Il me semble cette fois être parvenu à lever ces blocages, en poursuivant un travail entamé au début de l’année avec la série Accueillir les Non-Humains dans les Communs publiée sur ce blog. L’idée consiste à rapprocher les analyses fondatrices d’Elinor Ostrom sur les Communs de la théorie de l’acteur-réseau développée par Bruno Latour et Michel Callon, en s’inspirant également des pistes extrêmement fécondes ouvertes par l’anthropologue Anna Tsing dans son ouvrage Le Champignon de la fin du monde. Cette approche « hybride » peut s’appliquer aux Communs (dits) naturels mais, comme j’ai essayé de le montrer dans l’intervention, elle donne également des résultats intéressants lorsqu’on l’utilise pour traiter des Communs numériques.
L’intervention à Cerisy a été enregistrée et elle peut être écoutée en podcast sur le site de France Culture (cliquez sur l’image ci-dessous).
Voici l’argument de la conférence :
Logiciels libres et Open Source ; projets collaboratifs comme Wikipédia ou Open Street Map ; œuvres culturelles partagées sous licence Creative Commons : autant d’exemples de Communs numériques qui ont aujourd’hui une importance significative. Certaines analyses présentent également le réseau Internet lui-même dans sa globalité comme un Commun. Néanmoins, ces différents objets sont aussi souvent décrits comme des Communs « immatériels », « informationnels » ou « de la Connaissance », par opposition à des Communs (dits) « naturels », « matériels » ou « environnementaux » (pâturages, forêts, systèmes d’irrigation, pêcheries, etc.).
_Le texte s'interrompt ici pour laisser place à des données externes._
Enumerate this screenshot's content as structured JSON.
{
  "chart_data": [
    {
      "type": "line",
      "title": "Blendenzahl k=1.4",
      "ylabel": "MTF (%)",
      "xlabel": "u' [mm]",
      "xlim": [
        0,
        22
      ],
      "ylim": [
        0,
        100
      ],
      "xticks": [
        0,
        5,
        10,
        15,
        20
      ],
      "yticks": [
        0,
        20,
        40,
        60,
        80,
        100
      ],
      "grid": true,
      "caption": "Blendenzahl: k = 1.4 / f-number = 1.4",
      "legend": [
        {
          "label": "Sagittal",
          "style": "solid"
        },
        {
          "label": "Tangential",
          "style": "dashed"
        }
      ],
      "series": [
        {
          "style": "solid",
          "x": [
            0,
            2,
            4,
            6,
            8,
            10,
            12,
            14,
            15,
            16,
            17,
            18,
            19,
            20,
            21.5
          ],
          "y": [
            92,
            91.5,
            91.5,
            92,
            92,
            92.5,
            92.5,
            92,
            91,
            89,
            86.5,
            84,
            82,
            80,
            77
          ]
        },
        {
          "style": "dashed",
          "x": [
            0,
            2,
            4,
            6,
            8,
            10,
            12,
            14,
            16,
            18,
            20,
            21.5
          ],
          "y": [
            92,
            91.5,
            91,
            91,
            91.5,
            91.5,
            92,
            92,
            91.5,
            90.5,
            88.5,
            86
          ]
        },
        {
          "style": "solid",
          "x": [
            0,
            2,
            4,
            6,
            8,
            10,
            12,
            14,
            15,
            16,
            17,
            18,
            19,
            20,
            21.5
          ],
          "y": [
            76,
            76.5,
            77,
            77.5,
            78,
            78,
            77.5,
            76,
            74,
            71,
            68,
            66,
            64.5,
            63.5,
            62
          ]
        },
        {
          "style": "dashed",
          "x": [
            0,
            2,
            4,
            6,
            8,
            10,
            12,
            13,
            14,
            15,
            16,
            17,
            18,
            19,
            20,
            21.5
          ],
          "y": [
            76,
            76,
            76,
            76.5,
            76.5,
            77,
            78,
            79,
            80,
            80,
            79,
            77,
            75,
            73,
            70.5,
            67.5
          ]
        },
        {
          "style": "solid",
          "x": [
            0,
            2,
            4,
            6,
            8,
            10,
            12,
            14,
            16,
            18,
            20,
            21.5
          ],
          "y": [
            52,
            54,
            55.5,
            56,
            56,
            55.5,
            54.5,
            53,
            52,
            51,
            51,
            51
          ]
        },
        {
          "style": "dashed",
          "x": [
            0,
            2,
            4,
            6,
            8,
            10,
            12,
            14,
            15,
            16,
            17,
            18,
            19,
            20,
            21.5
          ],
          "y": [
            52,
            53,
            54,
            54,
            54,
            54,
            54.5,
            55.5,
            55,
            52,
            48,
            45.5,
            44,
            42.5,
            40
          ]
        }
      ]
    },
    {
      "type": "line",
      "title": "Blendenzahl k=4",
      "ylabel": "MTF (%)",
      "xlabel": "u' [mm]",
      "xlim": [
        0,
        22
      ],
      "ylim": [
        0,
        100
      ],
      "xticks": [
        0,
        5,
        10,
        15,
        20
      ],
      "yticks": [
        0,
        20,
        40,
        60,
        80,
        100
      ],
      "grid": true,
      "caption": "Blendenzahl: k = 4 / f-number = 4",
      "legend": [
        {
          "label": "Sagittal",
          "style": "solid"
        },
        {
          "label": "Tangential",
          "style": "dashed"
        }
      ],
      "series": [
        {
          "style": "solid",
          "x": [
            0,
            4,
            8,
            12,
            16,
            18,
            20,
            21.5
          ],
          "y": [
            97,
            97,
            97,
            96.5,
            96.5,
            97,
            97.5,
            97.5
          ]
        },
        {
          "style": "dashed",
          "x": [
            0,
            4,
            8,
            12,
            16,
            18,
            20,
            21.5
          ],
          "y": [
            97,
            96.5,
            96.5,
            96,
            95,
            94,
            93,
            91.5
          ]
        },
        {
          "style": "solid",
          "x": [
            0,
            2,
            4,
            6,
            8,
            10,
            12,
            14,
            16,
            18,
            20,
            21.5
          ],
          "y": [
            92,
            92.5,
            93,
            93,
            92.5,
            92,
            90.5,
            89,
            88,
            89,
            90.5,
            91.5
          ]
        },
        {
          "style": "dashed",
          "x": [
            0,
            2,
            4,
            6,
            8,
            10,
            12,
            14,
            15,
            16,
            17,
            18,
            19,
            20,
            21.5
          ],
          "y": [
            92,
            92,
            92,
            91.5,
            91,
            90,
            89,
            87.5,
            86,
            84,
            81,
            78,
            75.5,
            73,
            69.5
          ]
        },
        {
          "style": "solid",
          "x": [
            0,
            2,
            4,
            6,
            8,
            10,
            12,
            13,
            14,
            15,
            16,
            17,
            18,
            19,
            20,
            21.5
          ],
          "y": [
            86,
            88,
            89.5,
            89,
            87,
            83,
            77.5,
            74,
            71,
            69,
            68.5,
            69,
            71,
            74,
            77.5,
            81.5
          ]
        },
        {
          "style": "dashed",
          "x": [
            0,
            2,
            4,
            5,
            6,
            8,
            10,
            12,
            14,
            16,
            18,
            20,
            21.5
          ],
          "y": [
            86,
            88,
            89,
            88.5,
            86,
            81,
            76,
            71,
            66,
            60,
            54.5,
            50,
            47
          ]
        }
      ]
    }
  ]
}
Cette dichotomie paraît justifiée par des caractéristiques différentes qui opposent ces types de ressources, mais on peut aussi y entendre un écho du « Grand Partage » entre Nature et Culture, remis en cause dans les travaux de Bruno Latour, et notamment dans son ouvrage « Où atterrir ? Comment s’orienter en politique » paru en 2017.
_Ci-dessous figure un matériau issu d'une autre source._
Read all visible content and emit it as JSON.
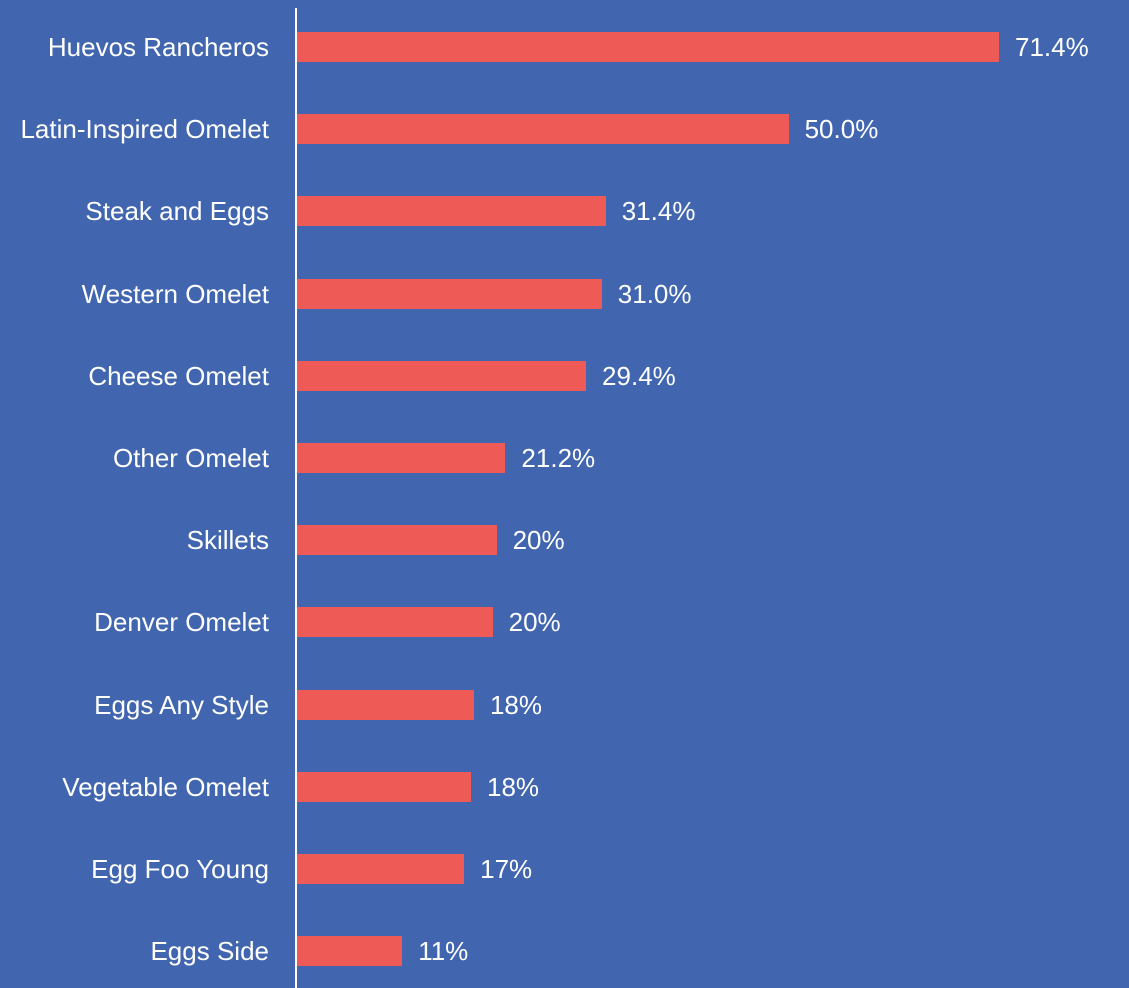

Pourtant, les travaux fondateurs d’Elinor Ostrom (prix Nobel d’économie 2009) et de Charlotte Hess sur les Communs de la connaissance présentaient l’intérêt de ne pas opérer ce type de séparation, car ils prenaient en compte la dimension matérielle des Communs de la connaissance (tout comme d’ailleurs le rôle du partage des connaissances dans les Communs naturels). Mais ces enseignements ont fini par être oubliés au profit d’une conception désincarnée des Communs numériques, peu à peu réduits à leur dimension purement informationnelle. Une autre généalogie des Communs numériques passe en effet par la contre-culture américaine des pionniers de l’Internet qui a conduit à les envisager comme des « Communs intangibles de l’esprit » (James Boyle) flottant dans l’éther du Cyberespace conçu comme un territoire séparé du monde des corps et de la matière. Suivant les propositions de Bruno Latour, il importe aujourd’hui de sortir de cette pensée dualiste pour « faire atterrir » les Communs numériques, en appréhendant l’information et la connaissance comme inséparables des infrastructures et des objets matériels permettant leur production et leur circulation, y compris sur un réseau comme Internet.
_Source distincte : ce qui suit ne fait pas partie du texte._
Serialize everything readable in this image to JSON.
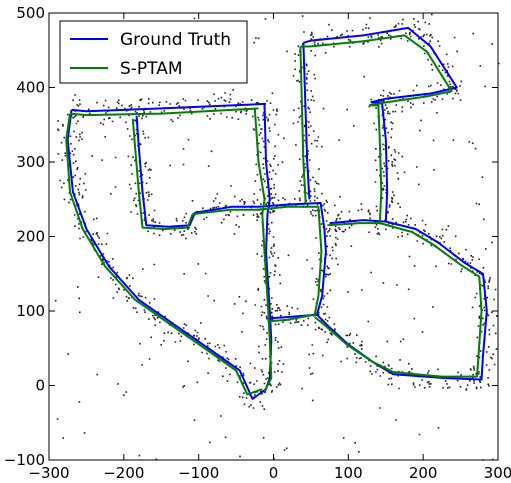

Ce changement de perspective constitue même une urgente nécessité pour parvenir à penser des Communs numériques qui ne seraient plus « hors-sol », mais au contraire enracinés dans le Terrestre, en cessant de dissocier les enjeux d’émancipation des humains des questions écologiques que les périls de l’Anthropocène nous imposent de regarder en face.
J’ajoute ci-dessous le support sur lequel je me suis appuyé pour l’intervention, qui comporte de nombreux schémas permettant de mieux visualiser le propos, ainsi que les liens vers les références citées.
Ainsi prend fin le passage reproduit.